Evolutionary tree of Primates and retrotransposons. SVA elements are Hominoidea-specific, while Alu and L1 are more ancient. The origin of different APOBEC3 genes is concurrent with the explosion of specific retrotransposon families, i.e. ERVs and L1s: A3G appeared just after the split of Simiiformes 43 Mya and during the invasion of ERVs, while A3B and A3D/F originated during the invasion of LINE-1 and the split between old world monkeys and Hominoidea (Apes + Humans)

The history of LINE-1 s is far less characterized: certainly, in early primate evolution as many as three L1 lineages (L1MA, L1PB, and L1PA) have been active in parallel for up to 30 My [40]. L1PA succeeded and remained active within the anthropoid lineage leading to the human specific L1PA1 [41]. Nowadays, the most active L1 subfamily in the human genome is L1-Ta1 [42], however some pre-Ta elements are still capable of retrotransposition [43, 44].

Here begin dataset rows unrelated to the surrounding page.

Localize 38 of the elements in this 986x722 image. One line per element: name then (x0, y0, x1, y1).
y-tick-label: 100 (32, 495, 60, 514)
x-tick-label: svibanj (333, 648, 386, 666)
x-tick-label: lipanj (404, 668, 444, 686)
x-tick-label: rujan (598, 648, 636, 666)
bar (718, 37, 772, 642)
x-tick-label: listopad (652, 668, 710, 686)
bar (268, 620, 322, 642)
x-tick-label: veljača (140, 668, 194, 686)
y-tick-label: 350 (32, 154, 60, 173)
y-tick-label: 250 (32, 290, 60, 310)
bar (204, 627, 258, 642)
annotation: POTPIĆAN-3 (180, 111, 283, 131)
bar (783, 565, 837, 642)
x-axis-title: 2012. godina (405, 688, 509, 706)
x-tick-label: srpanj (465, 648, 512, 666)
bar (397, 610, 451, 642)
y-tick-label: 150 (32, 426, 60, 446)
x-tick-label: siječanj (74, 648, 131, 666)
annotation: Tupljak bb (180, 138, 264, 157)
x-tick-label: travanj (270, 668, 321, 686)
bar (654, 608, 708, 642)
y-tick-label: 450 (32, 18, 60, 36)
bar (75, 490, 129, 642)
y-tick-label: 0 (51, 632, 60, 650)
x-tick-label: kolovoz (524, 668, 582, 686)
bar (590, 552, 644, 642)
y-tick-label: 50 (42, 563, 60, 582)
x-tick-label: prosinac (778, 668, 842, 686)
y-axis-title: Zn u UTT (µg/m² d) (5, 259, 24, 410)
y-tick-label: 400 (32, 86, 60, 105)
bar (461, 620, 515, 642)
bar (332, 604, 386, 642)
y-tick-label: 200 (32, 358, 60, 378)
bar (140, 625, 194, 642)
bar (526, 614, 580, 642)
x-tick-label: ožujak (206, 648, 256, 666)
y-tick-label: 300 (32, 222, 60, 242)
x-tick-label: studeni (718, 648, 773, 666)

SVA elements are more recent than L1 and Alu: the lack of SVAs in old world monkeys suggests that SVAs are hominid specific retroelements [19]. SVAs are represented by seven subfamilies, named SVA_A-F. Subfamily age estimates based upon nucleotide divergence indicate that the expansion of four SVA subfamilies (SVA_A, SVA_B, SVA_C and SVA_D) began before the divergence of human, chimpanzee, and gorilla, while subfamilies SVA_E and SVA_F are restricted to the human lineage [19]. SVAs expanded in great apes, with a total of 2.700 elements in humans and around 1.800–2.500 SVA elements found in the orangutan [45] and chimpanzee [46] genomes, respectively. Alongside with SVAs, other composite elements have been identified in gibbons: LAVA (L1-Alu-VNTR-Alu), PVA (PTGR2-VNTR-Alu) and FVA (FRAM-VNTR-Alu) [47, 48]. They combine simple repeats, Alu fragments, a VNTR and variable 3' domains, which are, except for PVA, derived from other retrotransposons [49]. Proliferation of non-autonomous retrotransposons in a particular genome is dependent on their expression in the germline and/or early embryo and on their efficient interaction with the proteins synthesized from their autonomous partner [49]. Notably, the central domain of VNTR composites evolved in a lineage-specific manner which gave rise to distinct structures in gibbon LAVA, orangutan SVA, and human/chimpanzee SVA [50], suggesting an inextricable link between TEs and primate genomes that lead to speciation, radiation and evolution of primates [23].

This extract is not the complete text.